Yesterday I made an initial home visit to Judith. Prior to the visit two daughters told the story about episodes of aggressive behavior during which she would accuse her caregivers of trying to kill her and actually leave the apartment and be found in the lobby. This was not her usual self. Her caregiver and daughter agreed that this occurred in a regular pattern of good and bad times of the day. There were also periods of tearfulness and statements like, "Why do they tell me I have dementia and then they don't do anything about it?" and, "I don't want to go live in a nursing home." Judith's husband lived his last years in a nursing home because of dementia. Judith earned a master's degree in education over 70 years ago. A black woman didn't get that far in those days without fortitude and determination.
Initially she told me that her memory was not too good and, "What you do you expect at my age?" She told me several times that her vision was "smoky," as if this was coming and going while we were talking at her dining room table. When the family described the episodes of paranoia, she became upset and accused them of making things up about her and demanded that she be included in the conversation.

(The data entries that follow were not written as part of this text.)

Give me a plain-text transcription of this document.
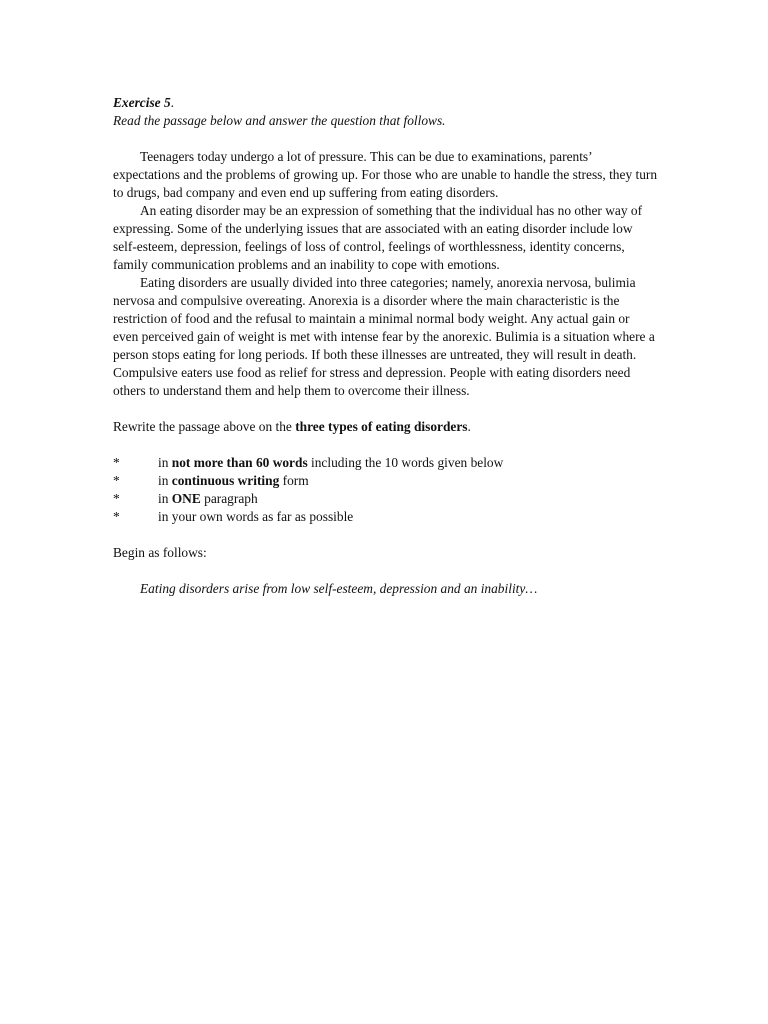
Exercise 5.
Read the passage below and answer the question that follows.

Teenagers today undergo a lot of pressure. This can be due to examinations, parents’ expectations and the problems of growing up. For those who are unable to handle the stress, they turn to drugs, bad company and even end up suffering from eating disorders.

An eating disorder may be an expression of something that the individual has no other way of expressing. Some of the underlying issues that are associated with an eating disorder include low self-esteem, depression, feelings of loss of control, feelings of worthlessness, identity concerns, family communication problems and an inability to cope with emotions.

Eating disorders are usually divided into three categories; namely, anorexia nervosa, bulimia nervosa and compulsive overeating. Anorexia is a disorder where the main characteristic is the restriction of food and the refusal to maintain a minimal normal body weight. Any actual gain or even perceived gain of weight is met with intense fear by the anorexic. Bulimia is a situation where a person stops eating for long periods. If both these illnesses are untreated, they will result in death. Compulsive eaters use food as relief for stress and depression. People with eating disorders need others to understand them and help them to overcome their illness.

Rewrite the passage above on the three types of eating disorders.
*	in not more than 60 words including the 10 words given below
*	in continuous writing form
*	in ONE paragraph
*	in your own words as far as possible
Begin as follows:
Eating disorders arise from low self-esteem, depression and an inability…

Three months earlier her primary care physician had prescribed Ambien. This is the drug that is well known for causing people to do strange things in their sleep and not remember the goings-on. Specifically, in the fine print package insert it says, "decreased inhibition, extroversion which seems out of character, bizarre behavior and hallucinations." A younger person would figure out that their behavior as described by others was drug induced and not attribute it to a brain disease. Judith's prescription pills were being given to her as part of an official plan of care. She wasn't taking them at will or even particularly paying attention to her medications. Her family started to treat her like she flew over the coo coo's nest, which was reminiscent of their father's dementia symptoms, and she started to believe it too, expressed as crying and negotiating. And she fought it by advocating and asking for help. When Google lists four million hits for side effects of Ambien, many women with a master's degree will get the message. When the pharmaceutical package insert says the data for metabolism in the geriatric population includes 187 people over 60 years of age, none of those people are 97 years of age and they won't be able to read the fine print either.